Die griechischen Medien haben diese mehrfachen Verzögerungen - und speziell das »Mauern« der deutschen Regierung - dafür verantwortlich gemacht, dass griechische Anleihen auf den Finanzmärkten auch nach Verabschiedung des Stabilitätsprogramms nur mit hohen Zinsaufschlägen abzusetzen sind. In der Tat kletterte der Spread für griechische Bonds, der Ende Februar bei der letzten großen Emission griechischer Papiere noch bei 3% gelegen hatte, im Laufe des April von einem Rekordhoch auf das andere. Am 23. April, nach Veröffentlichung des korrigierten Haushaltsdefizits für 2009, lag der Spread erstmals über 6%.

Damit war klar, dass Griechenland für seinen bis zum 19. Mai anfallenden Kreditbedarf in Höhe von über acht Milliarden Euro ein Zinsniveau riskieren würde, das in Regierungskreisen als »barbarisch« bezeichnet wird, wobei das griechische Wort auf die Rolle der nördlichen EU-Partner anspielt. Das PSA der Regierung Papandreou hat also nicht die erwartete »Schutzwirkung« gegenüber den Finanzmärkten entfaltet. Die­se höchst beunruhigende Entwicklung wurde am 27. April noch beschleunigt, als die Ratingagentur Standard & Poor's die griechischen Bonds gleich um drei Stufen auf BB+ herunterstufte. Der Spread explodierte und stieg erstmals auf mehr als 10%. Damit stand Griechenland ohne die billigeren Kredite aus dem IWF-Euro-Programm vor der Insolvenz.

Wer und was für diese Entwicklung verantwortlich ist, wird in Griechenland kontrovers diskutiert. Populär ist der Verweis auf die »Spekulanten«. Von den meisten Wirtschaftsexperten wird aber anerkannt, dass die Skepsis »der Märkte« auch auf politische Fehler der Regierung und sehr reale Probleme der griechischen Wirtschaft und Gesellschaft reagiert:

n  Die Regierung hat den Ernst der Lage zu spät erkannt und nicht entschlossen gehandelt, wobei auch Differenzen innerhalb der Regierung verzögernd wirkten.

n  Das beschlossene PSA blieb zu lange auf dem Papier: Das Steuergesetz wurde erst am 14. April 2010 vom Parlament verabschiedet, das Rentengesetz wurde am 15. April 2010 eingebracht und wurde erst in der zweiten Maihälfte 2010 verabschiedet.

n  Die gesellschaftliche Akzeptanz der Maßnahmen ist nicht gesichert, insbesondere bleibt abzuwarten, welche Wirkungen die Proteste der Gewerkschaften haben.

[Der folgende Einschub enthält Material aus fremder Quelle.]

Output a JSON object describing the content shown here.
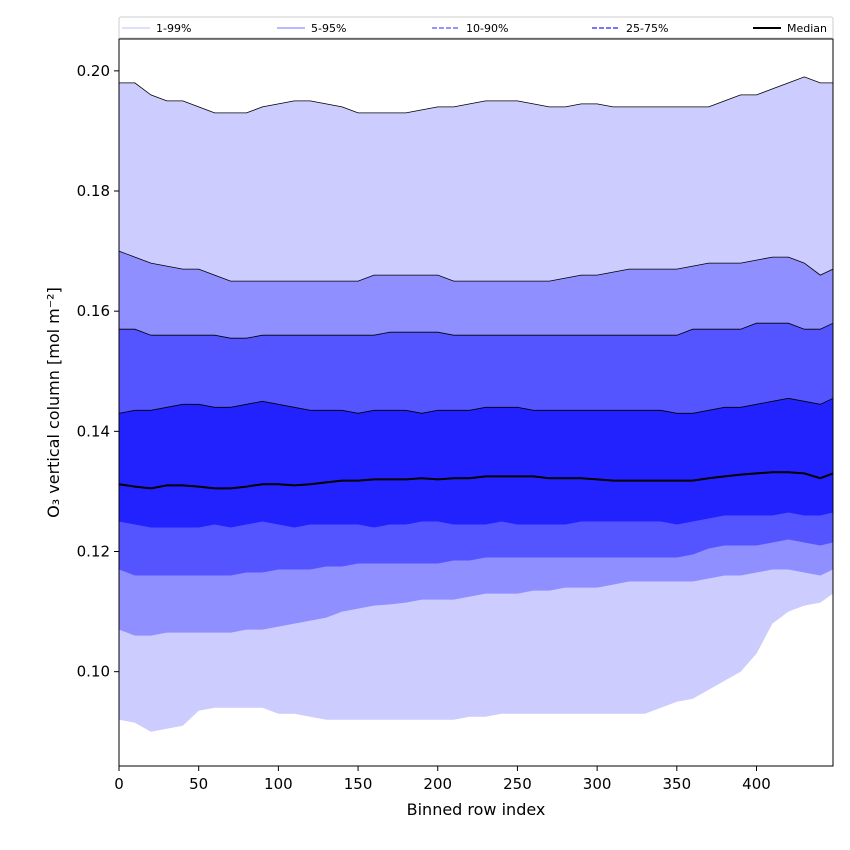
{
  "chart_data": {
    "type": "area",
    "title": "",
    "xlabel": "Binned row index",
    "ylabel": "O₃ vertical column [mol m⁻²]",
    "xlim": [
      0,
      448
    ],
    "ylim": [
      0.0843,
      0.2053
    ],
    "x_ticks": [
      0,
      50,
      100,
      150,
      200,
      250,
      300,
      350,
      400
    ],
    "y_ticks": [
      0.1,
      0.12,
      0.14,
      0.16,
      0.18,
      0.2
    ],
    "y_tick_labels": [
      "0.10",
      "0.12",
      "0.14",
      "0.16",
      "0.18",
      "0.20"
    ],
    "grid": false,
    "legend_position": "top",
    "x": [
      0,
      10,
      20,
      30,
      40,
      50,
      60,
      70,
      80,
      90,
      100,
      110,
      120,
      130,
      140,
      150,
      160,
      170,
      180,
      190,
      200,
      210,
      220,
      230,
      240,
      250,
      260,
      270,
      280,
      290,
      300,
      310,
      320,
      330,
      340,
      350,
      360,
      370,
      380,
      390,
      400,
      410,
      420,
      430,
      440,
      448
    ],
    "bands": [
      {
        "name": "1-99%",
        "color": "#ccccff",
        "upper": [
          0.198,
          0.198,
          0.196,
          0.195,
          0.195,
          0.194,
          0.193,
          0.193,
          0.193,
          0.194,
          0.1945,
          0.195,
          0.195,
          0.1945,
          0.194,
          0.193,
          0.193,
          0.193,
          0.193,
          0.1935,
          0.194,
          0.194,
          0.1945,
          0.195,
          0.195,
          0.195,
          0.1945,
          0.194,
          0.194,
          0.1945,
          0.1945,
          0.194,
          0.194,
          0.194,
          0.194,
          0.194,
          0.194,
          0.194,
          0.195,
          0.196,
          0.196,
          0.197,
          0.198,
          0.199,
          0.198,
          0.198
        ],
        "lower": [
          0.092,
          0.0915,
          0.09,
          0.0905,
          0.091,
          0.0935,
          0.094,
          0.094,
          0.094,
          0.094,
          0.093,
          0.093,
          0.0925,
          0.092,
          0.092,
          0.092,
          0.092,
          0.092,
          0.092,
          0.092,
          0.092,
          0.092,
          0.0925,
          0.0925,
          0.093,
          0.093,
          0.093,
          0.093,
          0.093,
          0.093,
          0.093,
          0.093,
          0.093,
          0.093,
          0.094,
          0.095,
          0.0955,
          0.097,
          0.0985,
          0.1,
          0.103,
          0.108,
          0.11,
          0.111,
          0.1115,
          0.113
        ]
      },
      {
        "name": "5-95%",
        "color": "#8f8fff",
        "upper": [
          0.17,
          0.169,
          0.168,
          0.1675,
          0.167,
          0.167,
          0.166,
          0.165,
          0.165,
          0.165,
          0.165,
          0.165,
          0.165,
          0.165,
          0.165,
          0.165,
          0.166,
          0.166,
          0.166,
          0.166,
          0.166,
          0.165,
          0.165,
          0.165,
          0.165,
          0.165,
          0.165,
          0.165,
          0.1655,
          0.166,
          0.166,
          0.1665,
          0.167,
          0.167,
          0.167,
          0.167,
          0.1675,
          0.168,
          0.168,
          0.168,
          0.1685,
          0.169,
          0.169,
          0.168,
          0.166,
          0.167
        ],
        "lower": [
          0.107,
          0.106,
          0.106,
          0.1065,
          0.1065,
          0.1065,
          0.1065,
          0.1065,
          0.107,
          0.107,
          0.1075,
          0.108,
          0.1085,
          0.109,
          0.11,
          0.1105,
          0.111,
          0.1112,
          0.1115,
          0.112,
          0.112,
          0.112,
          0.1125,
          0.113,
          0.113,
          0.113,
          0.1135,
          0.1135,
          0.114,
          0.114,
          0.114,
          0.1145,
          0.115,
          0.115,
          0.115,
          0.115,
          0.115,
          0.1155,
          0.116,
          0.116,
          0.1165,
          0.117,
          0.117,
          0.1165,
          0.116,
          0.117
        ]
      },
      {
        "name": "10-90%",
        "color": "#5555ff",
        "upper": [
          0.157,
          0.157,
          0.156,
          0.156,
          0.156,
          0.156,
          0.156,
          0.1555,
          0.1555,
          0.156,
          0.156,
          0.156,
          0.156,
          0.156,
          0.156,
          0.156,
          0.156,
          0.1565,
          0.1565,
          0.1565,
          0.1565,
          0.156,
          0.156,
          0.156,
          0.156,
          0.156,
          0.156,
          0.156,
          0.156,
          0.156,
          0.156,
          0.156,
          0.156,
          0.156,
          0.156,
          0.156,
          0.157,
          0.157,
          0.157,
          0.157,
          0.158,
          0.158,
          0.158,
          0.157,
          0.157,
          0.158
        ],
        "lower": [
          0.117,
          0.116,
          0.116,
          0.116,
          0.116,
          0.116,
          0.116,
          0.116,
          0.1165,
          0.1165,
          0.117,
          0.117,
          0.117,
          0.1175,
          0.1175,
          0.118,
          0.118,
          0.118,
          0.118,
          0.118,
          0.118,
          0.1185,
          0.1185,
          0.119,
          0.119,
          0.119,
          0.119,
          0.119,
          0.119,
          0.119,
          0.119,
          0.119,
          0.119,
          0.119,
          0.119,
          0.119,
          0.1195,
          0.1205,
          0.121,
          0.121,
          0.121,
          0.1215,
          0.122,
          0.1215,
          0.121,
          0.1215
        ]
      },
      {
        "name": "25-75%",
        "color": "#2222ff",
        "upper": [
          0.143,
          0.1435,
          0.1435,
          0.144,
          0.1445,
          0.1445,
          0.144,
          0.144,
          0.1445,
          0.145,
          0.1445,
          0.144,
          0.1435,
          0.1435,
          0.1435,
          0.143,
          0.1435,
          0.1435,
          0.1435,
          0.143,
          0.1435,
          0.1435,
          0.1435,
          0.144,
          0.144,
          0.144,
          0.1435,
          0.1435,
          0.1435,
          0.1435,
          0.1435,
          0.1435,
          0.1435,
          0.1435,
          0.1435,
          0.143,
          0.143,
          0.1435,
          0.144,
          0.144,
          0.1445,
          0.145,
          0.1455,
          0.145,
          0.1445,
          0.1455
        ],
        "lower": [
          0.125,
          0.1245,
          0.124,
          0.124,
          0.124,
          0.124,
          0.1245,
          0.124,
          0.1245,
          0.125,
          0.1245,
          0.124,
          0.1245,
          0.1245,
          0.1245,
          0.1245,
          0.124,
          0.1245,
          0.1245,
          0.125,
          0.125,
          0.1245,
          0.1245,
          0.1245,
          0.125,
          0.1245,
          0.1245,
          0.1245,
          0.1245,
          0.125,
          0.125,
          0.125,
          0.125,
          0.125,
          0.125,
          0.1245,
          0.125,
          0.1255,
          0.126,
          0.126,
          0.126,
          0.126,
          0.1265,
          0.126,
          0.126,
          0.1265
        ]
      }
    ],
    "series": [
      {
        "name": "Median",
        "color": "#000000",
        "values": [
          0.1312,
          0.1308,
          0.1305,
          0.131,
          0.131,
          0.1308,
          0.1305,
          0.1305,
          0.1308,
          0.1312,
          0.1312,
          0.131,
          0.1312,
          0.1315,
          0.1318,
          0.1318,
          0.132,
          0.132,
          0.132,
          0.1322,
          0.132,
          0.1322,
          0.1322,
          0.1325,
          0.1325,
          0.1325,
          0.1325,
          0.1322,
          0.1322,
          0.1322,
          0.132,
          0.1318,
          0.1318,
          0.1318,
          0.1318,
          0.1318,
          0.1318,
          0.1322,
          0.1325,
          0.1328,
          0.133,
          0.1332,
          0.1332,
          0.133,
          0.1322,
          0.133
        ]
      }
    ],
    "legend": [
      {
        "label": "1-99%",
        "color": "#ccccff",
        "style": "solid"
      },
      {
        "label": "5-95%",
        "color": "#8f8fff",
        "style": "solid"
      },
      {
        "label": "10-90%",
        "color": "#5555ff",
        "style": "dashed"
      },
      {
        "label": "25-75%",
        "color": "#2222ff",
        "style": "dashed"
      },
      {
        "label": "Median",
        "color": "#000000",
        "style": "solid"
      }
    ]
  }
}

n  Niemand weiß heute, ob das Sparprogramm die erklärten Ziele erreicht. Das liegt zum einen an zwei unsicheren Größen - Entwicklung des Spread und künftiger Konjunkturverlauf -, zum anderen daran, dass die Maßnahmen zur Erhöhung der Steuereinnahmen eher mittel- als kurzfristig greifen.

Für die Einschätzung des weiteren Krisenverlaufs sind die beiden letzten Punkte besonders wichtig. Dabei wird die Frage der Akzeptanz durch die Bevölkerung (insbesondere aus ausländischer Sicht) überschätzt. Die Gewerkschaften wehren sich zwar heftig und aus verständlichen Gründen; gut zwei Drittel der Bevölkerung beurteilen das Sanierungsprogramm als »ungerecht«. Aber eine ebenso große Mehrheit hat resignativ begriffen, dass dieses Programm alternativlos und die Krise das Resultat von »Sünden« der Vergangenheit ist. Die Generalstreiks werden zwar weitergehen, werden aber an der Realität der leeren Kassen nichts ändern. Von dieser Seite ist das PSA nicht aus den Angeln zu heben. Potenziell folgenreicher sind in dieser Hinsicht die Streiks kleiner Gruppen wie der Steuer- oder der Zollbeamten, von deren Motivation die Steigerung der fiskalischen Einnahmen abhängt. Das zeichnet sich bereits bei den Steuereinnahmen ab, die im ersten Quartal 2010 erzielt wurden. So konnten nach Angaben des Finanzministeriums nur drei von 67 Finanzämtern der wichtigsten Wirtschaftsregion Attika die eingeplanten Summen eintreiben.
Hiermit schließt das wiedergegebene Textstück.